Takie jeszcze w brylach z El. Jakoś mi się ta sesja spodobała ;>
Wiem, że moje wahania nastrojów są niezwykłe, ale teraz jestem przeszczęśliwa. Czyżbym
uzależniła się od dziennej dawki witaminy M jak Miłość? ;D Tak coś mi się zdaje.
Dziś w szkole myślałam, że usnę. Ja jakaś genialna jestem! Udawanie, że coś umiem nigdy jeszcze nie
przychodziło mi tak łatwo. Obronną ręką ze wszystkiego wychodzę, podejrzane.
Czy te jeże muszą tak tupać?! Ciemno, światło w kaplicy = podejrzenie egzorcyzmów. Coś leci w naszą stronę.
Tłucze się, szura liśćmi jak nie-wiadomo-co, ale nic nie widać. Nic.
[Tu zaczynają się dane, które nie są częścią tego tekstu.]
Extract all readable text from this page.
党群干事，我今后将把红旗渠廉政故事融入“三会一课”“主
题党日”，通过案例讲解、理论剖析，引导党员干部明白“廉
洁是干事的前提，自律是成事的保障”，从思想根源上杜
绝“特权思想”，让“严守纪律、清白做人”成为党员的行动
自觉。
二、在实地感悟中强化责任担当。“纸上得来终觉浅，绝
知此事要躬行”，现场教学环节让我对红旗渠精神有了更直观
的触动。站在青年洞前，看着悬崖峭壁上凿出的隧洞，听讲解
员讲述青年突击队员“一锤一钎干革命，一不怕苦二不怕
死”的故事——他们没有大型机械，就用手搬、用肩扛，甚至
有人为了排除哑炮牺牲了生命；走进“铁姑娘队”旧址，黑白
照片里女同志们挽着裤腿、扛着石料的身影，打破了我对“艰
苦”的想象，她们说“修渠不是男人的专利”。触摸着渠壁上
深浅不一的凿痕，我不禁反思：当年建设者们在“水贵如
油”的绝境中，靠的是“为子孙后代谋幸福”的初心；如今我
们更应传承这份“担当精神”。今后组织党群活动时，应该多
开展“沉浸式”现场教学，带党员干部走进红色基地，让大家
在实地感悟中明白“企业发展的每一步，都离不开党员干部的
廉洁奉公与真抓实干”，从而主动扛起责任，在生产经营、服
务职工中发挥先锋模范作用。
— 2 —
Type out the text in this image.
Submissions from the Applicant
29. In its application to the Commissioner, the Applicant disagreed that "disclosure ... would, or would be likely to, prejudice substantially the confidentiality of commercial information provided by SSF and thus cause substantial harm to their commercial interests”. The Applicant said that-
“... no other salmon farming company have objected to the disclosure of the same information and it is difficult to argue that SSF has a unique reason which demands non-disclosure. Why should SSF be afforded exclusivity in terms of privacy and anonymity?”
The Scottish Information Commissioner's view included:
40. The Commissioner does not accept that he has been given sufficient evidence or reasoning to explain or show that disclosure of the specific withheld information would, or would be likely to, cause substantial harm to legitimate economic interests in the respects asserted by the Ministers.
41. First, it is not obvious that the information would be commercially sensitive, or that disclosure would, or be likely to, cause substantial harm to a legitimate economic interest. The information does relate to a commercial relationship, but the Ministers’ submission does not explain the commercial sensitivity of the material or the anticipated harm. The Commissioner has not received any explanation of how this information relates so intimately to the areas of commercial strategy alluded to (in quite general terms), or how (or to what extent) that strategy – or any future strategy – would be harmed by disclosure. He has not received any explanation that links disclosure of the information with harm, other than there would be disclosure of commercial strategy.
To jest coraz bliżej...
Wiecie, jakie uczucie przeszywa w takim momencie? Potworne. Ale tam.
__________________________
Nickelback - How You Remind Me
It's not like you didn't know that
I said I love you and I swear I still do
It must have been so bad
Cause livin' with me must have damn near killed you
This is how you remind me
Of what I really am
Przegrzebywałam wczoraj mój folder. Szukałam jakiejś pozdro muzyki.
W sumie dużo tego nie mam. Jakoś trafiłam na folder Nickelback. Oj.
Zakochałam się znów w rock'u, potrzeba było mi takiej świeżości.
Ogółem, to wczorajsze porządki na dysku, były wynikiem potrzeby
pójścia spać jak napóźniej. Kiedy już odrobiłam lekcje, pomalowałam paznokcie,
na Blogu ogarnęłam wszystko, co mogłam ogarnąć, a nadal czułam tę potrzebę,
zaczęłam grzebać w muzyce, przerabiać zdjęcia i takie tam ;> No fajnie, fajnie.